Native American Tribes & the Indian History in Mc Dowell, Kentucky
Ages before the terms Native American or Indian were necessary, the tribes were spread throughout the Americas. Before any white man set foot on this territory, it was settled by the forefathers of bands we now call Sioux, or Cherokee, or Iroquois.
[ssad ssadblk=”Book choice”]For centuries, the American Indian developed its traditions and legacy without disturbance. And that history is fascinating.
From Mayan and Incan ruins, from the mounds left in the central and southern parts of what’s currently the U.S. we have learned plenty. It’s a narrative of beautiful art and deep spirituality. Archaeologists have unearthed highly elaborate buildings and public works.
While there was inescapable tribal conflict, that was simply a slight blemish in the history of our ancestors. They were at peace with this beautiful continent and intensely connected to nature.
The European Settler Arrives
When European leaders dispatched the first ships in this direction, the goal was to discover new resources – but the quality of weather and the bounty of everything from timber to wildlife soon changed their tune. As those leaders learned from their explorers, the motivation to colonize spread like wildfire.
The English, French and Spanish rushed to carve up the “New World” by transporting over inadequately prepared colonists as fast as possible. At the beginning, they skirmished with the alarmed Indians of America’s eastern seaboard. But that soon gave way to trade, because the Europeans who arrived here understood that their survival was doubtful with no Indian help.

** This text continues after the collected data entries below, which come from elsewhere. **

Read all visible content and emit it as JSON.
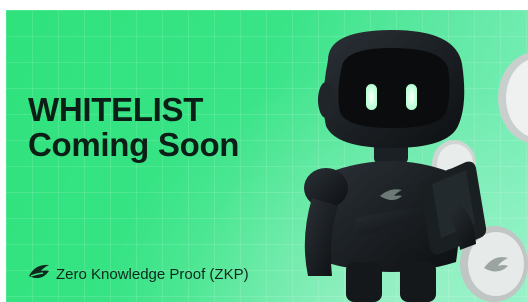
{
  "banner": {
    "headline_line1": "WHITELIST",
    "headline_line2": "Coming Soon",
    "brand_name": "Zero Knowledge Proof (ZKP)",
    "icons": {
      "brand_logo": "zkp-logo-icon",
      "coin": "zkp-coin-icon",
      "robot": "robot-mascot-illustration"
    },
    "colors": {
      "background_start": "#2fe27c",
      "background_end": "#86f1c0",
      "headline_text": "#0b1f16",
      "robot_body": "#15191c",
      "robot_eyes": "#d9ffe8",
      "coin_silver": "#dfe3e2"
    }
  }
}
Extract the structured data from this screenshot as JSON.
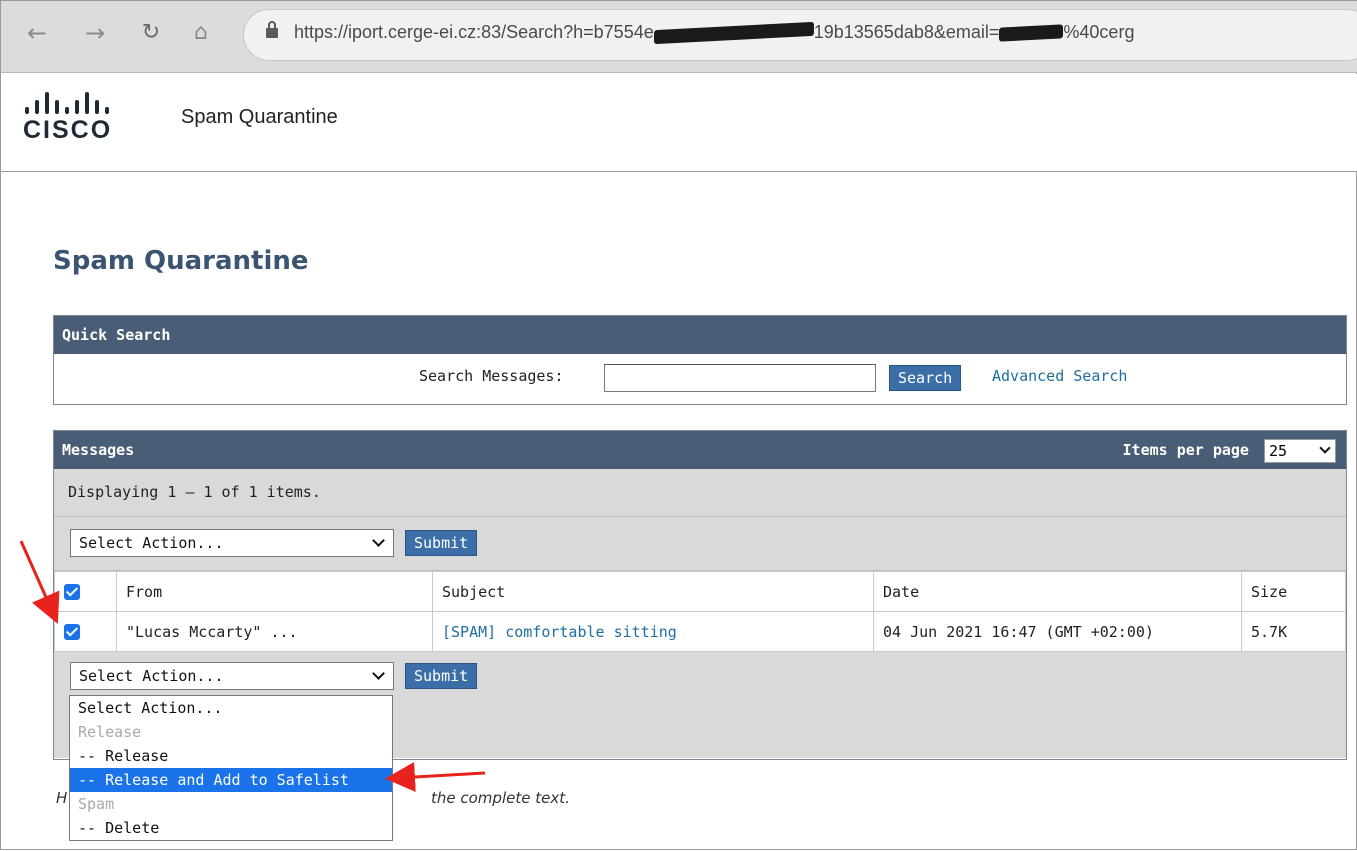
{
  "browser": {
    "url_start": "https://iport.cerge-ei.cz:83/Search?h=b7554e",
    "url_mid": "19b13565dab8&email=",
    "url_end": "%40cerg"
  },
  "app": {
    "logo_text": "CISCO",
    "title": "Spam Quarantine"
  },
  "page": {
    "title": "Spam Quarantine"
  },
  "quick_search": {
    "heading": "Quick Search",
    "label": "Search Messages:",
    "value": "",
    "search_button": "Search",
    "advanced_link": "Advanced Search"
  },
  "messages": {
    "heading": "Messages",
    "items_per_page_label": "Items per page",
    "items_per_page_value": "25",
    "displaying": "Displaying 1 — 1 of 1 items.",
    "action_select": "Select Action...",
    "submit": "Submit",
    "columns": [
      "From",
      "Subject",
      "Date",
      "Size"
    ],
    "rows": [
      {
        "from": "\"Lucas Mccarty\" ...",
        "subject": "[SPAM] comfortable sitting",
        "date": "04 Jun 2021 16:47 (GMT +02:00)",
        "size": "5.7K",
        "checked": true
      }
    ],
    "header_checked": true
  },
  "action_dropdown": {
    "options": [
      {
        "label": "Select Action...",
        "kind": "option"
      },
      {
        "label": "Release",
        "kind": "group"
      },
      {
        "label": "-- Release",
        "kind": "option"
      },
      {
        "label": "-- Release and Add to Safelist",
        "kind": "selected"
      },
      {
        "label": "Spam",
        "kind": "group"
      },
      {
        "label": "-- Delete",
        "kind": "option"
      }
    ]
  },
  "footnote": {
    "prefix": "H",
    "text": "the complete text."
  },
  "colors": {
    "panel_header": "#4a5d76",
    "title": "#3a5471",
    "link": "#1e6fa0",
    "button": "#3c6fa8",
    "highlight": "#1a73e8",
    "arrow": "#e8231e"
  }
}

Thus followed years of relative peace as the settlers got themselves established on American soil. But the pressure to push inland came soon after. Kings and queens from thousands of miles away were anxious to locate even more resources, and some colonists came for freedom and opportunity.
They required more space. And so began the process of forcing the American Indian out of the way.
It took the shape of cash arrangements, barter, and famously, treaties which were almost uniformly ignored after the Indians were moved off the land in question.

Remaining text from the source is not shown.